Only 1H nucleus chemical shift Identification

As we showed earlier, there is a positive relationship between the usable nuclei and global accuracy. However, it is not reasonable to assume that the each protein would be measured by all three different atoms, i.e., 1H, 13C, and 15N. Thus, we make no secondary structure identification for each residue which is less than three chemical shifts of six data sets; instead it gives the probability and allows users to make decision by themselves. It indicates the probability for the given residue to be in the given state, and user could set a threshold based on their needs. For example, the bmr5207 protein only included 1H nucleus chemical shift assignment, the probability values for each residue output by our 2DCSi program was shown in Supplementary material I Table S4. In general, a residue can be readily distinguished from the other state when it has a probability of that secondary structure type above 0.8. With the decision threshold of 0.8, we obtained a ∼86% accuracy.

Conclusion

In 1994 Wishart and Sykes carried out a one-dimensional statistical analysis of chemical shift-based for the identification of protein secondary structure. Since then there are two different strategies for identifying secondary structures either by chemical shift alone or upon combination with sequence information. All of these methods based on a one-dimensional analysis to provide some indices of identifiable secondary structures from various nuclei chemical shifts. However, each of the 15 paired chemical shifts, except for HN/NH plot, has its characteristic cluster to separate helix from extended structure on specific amino acids by analyzing the two-dimension cluster scattering diagrams. For example, NH/Cα plots of Ala, Leu, Met, Ser, and Thr are very precise in distinguishing the helix from extended structure. Similarly, Hα/Cβ plots are good in Ala, Gln, His, Ile, Phe, Ser, and Thr. However, the most significant scattering diagram of 15 paired chemical shifts is the Hα/C′ plot. It is widely useful and clearly distinguishing between helix from extended structure for each of 19 amino acids. This result differ slightly from the earlier study applied four Cα/Cβ, C′/Cβ, HN/Cβ, and Hα/Cβ plots to identify secondary structure and redox state of cysteine residue (Wang et al. 2006).

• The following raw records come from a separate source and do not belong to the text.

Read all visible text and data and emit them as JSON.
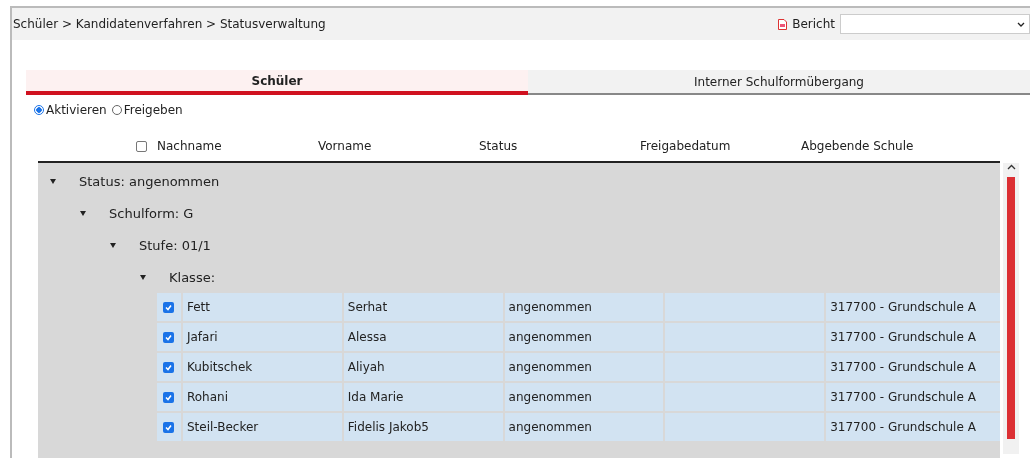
{
  "breadcrumb": "Schüler > Kandidatenverfahren > Statusverwaltung",
  "report": {
    "label": "Bericht"
  },
  "tabs": [
    {
      "label": "Schüler",
      "selected": true
    },
    {
      "label": "Interner Schulformübergang",
      "selected": false
    }
  ],
  "modes": [
    {
      "label": "Aktivieren",
      "selected": true
    },
    {
      "label": "Freigeben",
      "selected": false
    }
  ],
  "table": {
    "select_all": {
      "checked": false
    },
    "columns": [
      "Nachname",
      "Vorname",
      "Status",
      "Freigabedatum",
      "Abgebende Schule"
    ],
    "groups": [
      {
        "label": "Status: angenommen",
        "expanded": true,
        "children": [
          {
            "label": "Schulform: G",
            "expanded": true,
            "children": [
              {
                "label": "Stufe: 01/1",
                "expanded": true,
                "children": [
                  {
                    "label": "Klasse:",
                    "expanded": true,
                    "rows": [
                      {
                        "checked": true,
                        "cells": [
                          "Fett",
                          "Serhat",
                          "angenommen",
                          "",
                          "317700 - Grundschule A"
                        ]
                      },
                      {
                        "checked": true,
                        "cells": [
                          "Jafari",
                          "Alessa",
                          "angenommen",
                          "",
                          "317700 - Grundschule A"
                        ]
                      },
                      {
                        "checked": true,
                        "cells": [
                          "Kubitschek",
                          "Aliyah",
                          "angenommen",
                          "",
                          "317700 - Grundschule A"
                        ]
                      },
                      {
                        "checked": true,
                        "cells": [
                          "Rohani",
                          "Ida Marie",
                          "angenommen",
                          "",
                          "317700 - Grundschule A"
                        ]
                      },
                      {
                        "checked": true,
                        "cells": [
                          "Steil-Becker",
                          "Fidelis Jakob5",
                          "angenommen",
                          "",
                          "317700 - Grundschule A"
                        ]
                      }
                    ]
                  }
                ]
              }
            ]
          }
        ]
      }
    ]
  }
}
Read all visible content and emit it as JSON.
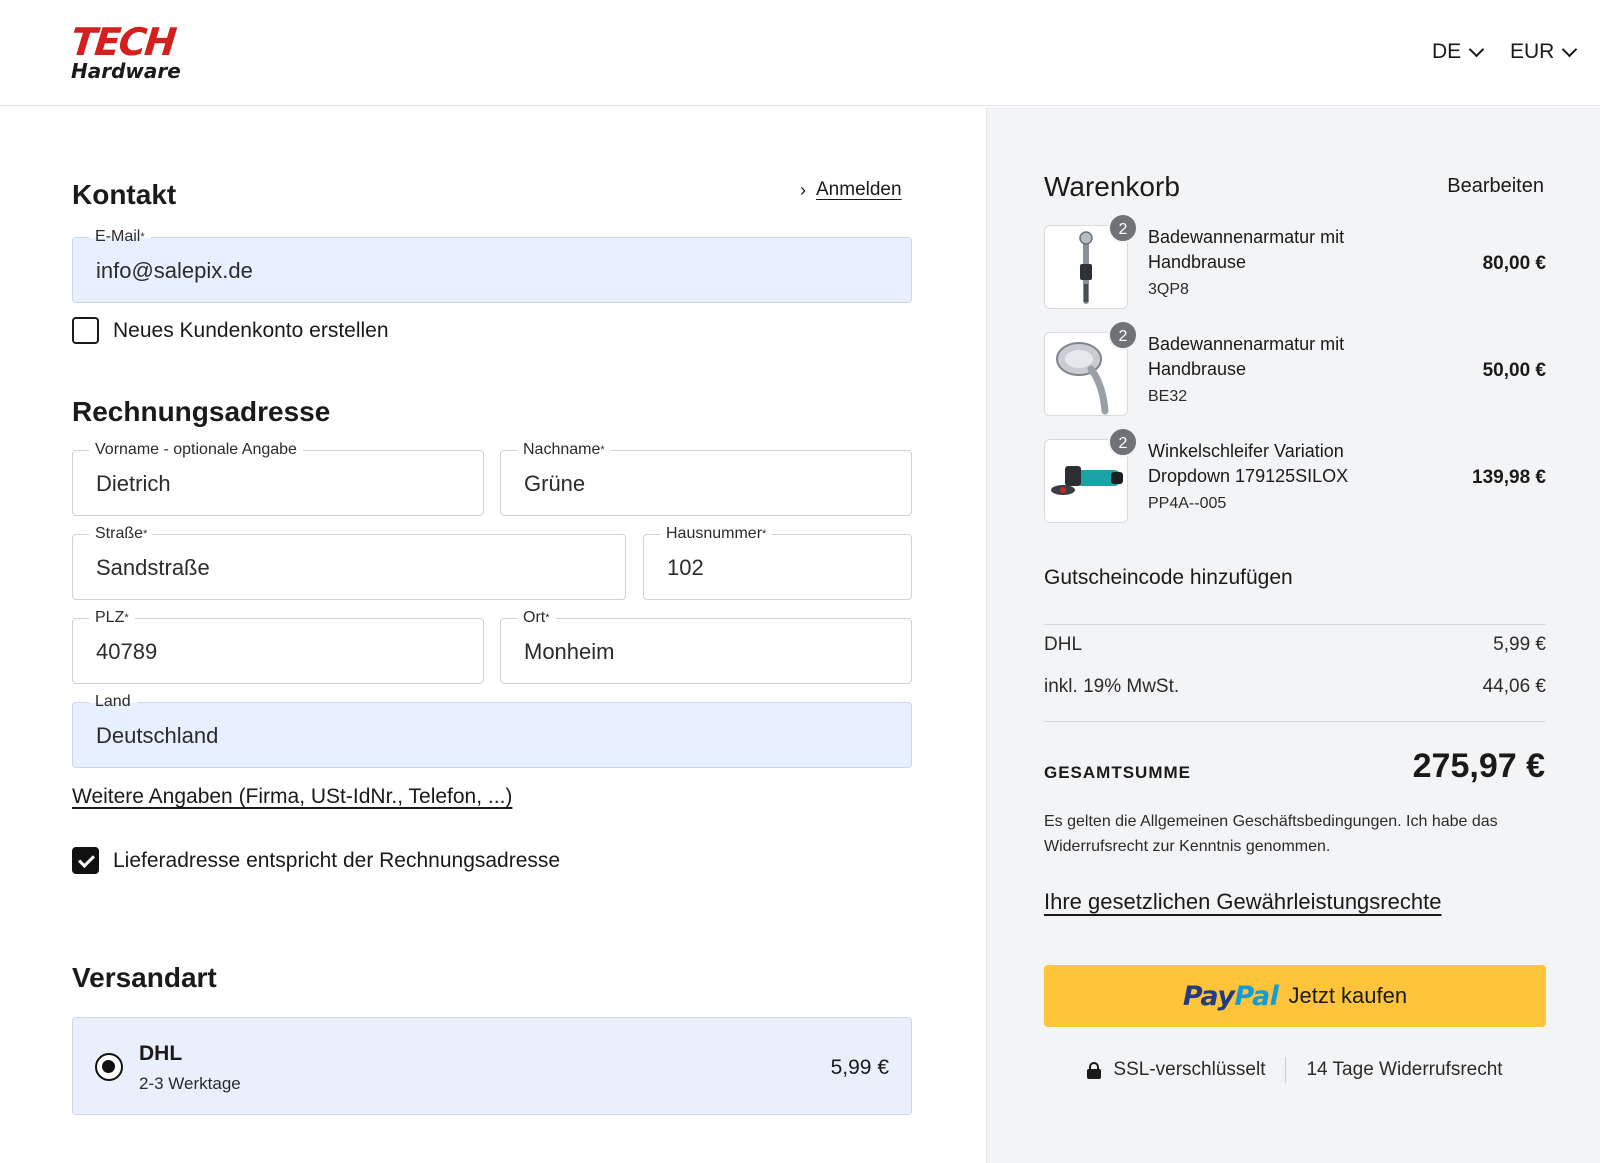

In this work, we have shown that the 2DCSi method, only based on chemical shift information, produced a better average global accuracy and the smallest standard deviation than the existing chemical shift-based approaches, especially for the extended structure. In addition, the cluster boundaries of all ellipses in 2D plots contained 90% of the chemical shifts, i.e., a significance level of 10%, suggesting that 2DCSi provides a 90% level of confidence of the prediction. For proteins with a full six data sets of chemical shifts, i.e., 1Hα, 1HN, 13Cα, 13Cβ, 13C′, and 15NH, 2DCSi can achieve an average global accuracy of >88%. This is in part due to the decrease of overlap problem of one-dimensional analysis. This result suggests that the further improvement will be obtained from an n-dimensional analysis (n > 2).